Thurnscoe Greyhound Racing Track
- Location: Chapel Lane, Thurnscoe East, borough of Barnsley, South Yorkshire
- Coordinates: 53°32′46″N 1°17′38″W﻿ / ﻿53.54611°N 1.29389°W
- Opened: unknown
- Closed: unknown

= Thurnscoe Greyhound Racing Track =

Greyhound racing track

Thurnscoe Greyhound Racing Track was a football and a greyhound racing and whippet track located in Thurnscoe East, part of the metropolitan borough of Barnsley in South Yorkshire.

==Origins==
The football ground was constructed believed to be sometime during the 1920s and by the outbreak of the World War II was being used for whippet racing and greyhound racing.

==Greyhound racing==
When the racing started the track was known as Fairplay Racing Track. The racing was independent (not affiliated to the sports governing body the National Greyhound Racing Club).

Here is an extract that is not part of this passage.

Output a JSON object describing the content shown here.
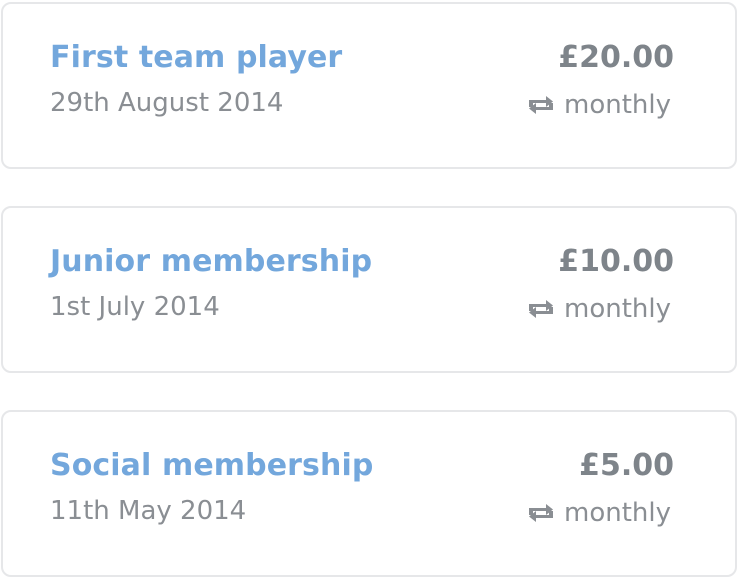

The first meeting was held during April 1936 with the first promoter being master butcher Benjamin Lovatt of Highgate Villas.

The track was 336 yards in circumference and could accommodate 4,000 patrons and was known locally as the Spike Greyhound Stadium.

==Closure==
The racing ended sometime around 1950. The venue was later known as the Thurnscoe Sporting Club.